Trade of the week: long DAX 40

We will go long the DAX 40 from around the current level of 24,650, with a stop at 24,150, and a target of the recent highs at 25,500.

Image of the DAX 40 charts up on a large screen. Source: Adobe images

Written by

Chris Beauchamp

Chris Beauchamp

Chief Market Analyst

Publication date

(Partial video transcript)

This week's trading opportunity

This week's trade is to go along the DAX 40. We are looking at the German stock market, the DAX 40, which you can find on the platform as the Germany 40. We're going to go long this index on the basis that we are starting to see signs of recovery. Despite all the volatility we've had in gold and silver, and indeed in other markets, there are signs that the DAX has begun to recover from a price action perspective. If you look here, we have moved back above the 24,500 level, which is perhaps key because this was an area where we saw some support enter earlier in January, in the second half of January. And also, crucially, we've had a low form with support coming in around 24,300, which aligns nicely with what we saw in late December, and indeed going back into November as well. And this could suggest that the index is beginning to make a move higher.

Also, from a stochastic perspective, we have what's called positive divergence, where you can see the price made a lower low, as you can see here, the low from Monday 2nd February was lower than the 21st January, but the stochastic indicator made a higher low. And that is what they call positive divergence, and can mean that a new move higher is at play. Now, with this one, we could see this run higher for a little while, but our initial target would certainly be up towards 25,500, which would indeed be the record high from about two weeks ago.

So we are targeting long DAX at 25,500. And our stop we will put below today's low, below the 2nd February low, at 24,150, just a touch below that to give it some room. The possibility with this trade is that we have further volatility in oil markets, in gold and silver, and also that if you have, perhaps, a United States (US) attack on Iran, it could lead to a broader risk-off move in markets. So those are the risks, as well as the fact it is a very busy week for earnings and indeed for central bank decisions.

So there's enough to drive volatility in markets over the week, but, for the moment, the price action in the DAX remains relatively supportive.

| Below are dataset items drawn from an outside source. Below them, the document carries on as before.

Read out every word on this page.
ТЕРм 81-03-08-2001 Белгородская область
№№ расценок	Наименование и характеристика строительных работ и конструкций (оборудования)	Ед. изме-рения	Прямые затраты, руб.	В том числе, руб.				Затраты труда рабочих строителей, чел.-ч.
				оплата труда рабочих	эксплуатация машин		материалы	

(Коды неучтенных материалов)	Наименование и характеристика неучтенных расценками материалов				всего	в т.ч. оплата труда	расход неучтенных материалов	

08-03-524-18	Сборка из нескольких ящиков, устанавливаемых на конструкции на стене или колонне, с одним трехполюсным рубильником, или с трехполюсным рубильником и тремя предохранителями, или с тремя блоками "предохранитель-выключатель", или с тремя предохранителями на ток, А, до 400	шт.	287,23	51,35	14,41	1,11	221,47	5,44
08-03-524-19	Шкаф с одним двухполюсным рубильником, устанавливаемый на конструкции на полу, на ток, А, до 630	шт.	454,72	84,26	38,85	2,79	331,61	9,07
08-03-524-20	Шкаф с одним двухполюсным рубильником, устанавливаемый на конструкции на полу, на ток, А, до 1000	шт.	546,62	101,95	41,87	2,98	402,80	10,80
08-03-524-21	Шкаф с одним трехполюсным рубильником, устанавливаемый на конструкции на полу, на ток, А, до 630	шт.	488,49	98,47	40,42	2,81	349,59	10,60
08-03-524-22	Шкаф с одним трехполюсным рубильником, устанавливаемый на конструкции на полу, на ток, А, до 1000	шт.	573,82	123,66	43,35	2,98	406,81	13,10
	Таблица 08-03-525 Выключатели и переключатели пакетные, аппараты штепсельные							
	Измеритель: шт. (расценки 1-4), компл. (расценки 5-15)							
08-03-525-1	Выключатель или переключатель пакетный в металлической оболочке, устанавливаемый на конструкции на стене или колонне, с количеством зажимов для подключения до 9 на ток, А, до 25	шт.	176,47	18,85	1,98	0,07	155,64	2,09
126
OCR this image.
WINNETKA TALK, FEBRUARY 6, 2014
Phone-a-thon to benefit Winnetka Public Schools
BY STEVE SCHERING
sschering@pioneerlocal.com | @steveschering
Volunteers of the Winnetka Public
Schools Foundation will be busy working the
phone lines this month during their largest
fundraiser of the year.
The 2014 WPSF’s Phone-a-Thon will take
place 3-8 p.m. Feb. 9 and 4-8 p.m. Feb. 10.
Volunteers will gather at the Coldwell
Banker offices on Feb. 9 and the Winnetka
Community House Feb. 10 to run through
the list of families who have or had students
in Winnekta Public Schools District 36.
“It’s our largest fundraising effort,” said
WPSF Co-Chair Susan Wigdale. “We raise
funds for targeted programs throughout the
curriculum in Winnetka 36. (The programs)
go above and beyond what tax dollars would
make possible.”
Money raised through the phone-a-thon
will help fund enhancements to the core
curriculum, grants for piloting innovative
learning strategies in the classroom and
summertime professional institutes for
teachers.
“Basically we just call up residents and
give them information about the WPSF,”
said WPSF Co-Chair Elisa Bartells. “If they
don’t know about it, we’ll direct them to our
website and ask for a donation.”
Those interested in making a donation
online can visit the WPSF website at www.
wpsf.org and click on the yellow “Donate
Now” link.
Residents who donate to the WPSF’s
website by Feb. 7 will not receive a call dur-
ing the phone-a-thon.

And that's why we've decided to go long the DAX from around current levels with our stop at 24,150 and our target at 25,500.

Previous week's trading outcome

In last week's "Trade of the week", Axel Rudolph looked at going long EUR/CHF on the platform, with his stop at CHF0.9160. Now, as you can see, this was last week, 26th January, with signs of a recovery in EUR/CHF. But that was swiftly knocked out by Tuesday's candle, which saw this very steep drop, for a forex market, as risk-off appetite began to take hold. And that took us right back to our stop-loss, and then it indeed continued lower.While it has recovered slightly, the fact that we have broken through these lows from October and November, does suggests that the longer term downtrend, which you can see here on the chart, certainly in action since 2018, if not earlier, has reasserted itself for the time being.

So last week's trade, not working out particularly well, but the stop loss hit as it was meant to do, taking us out of the trade before we suffered any larger losses.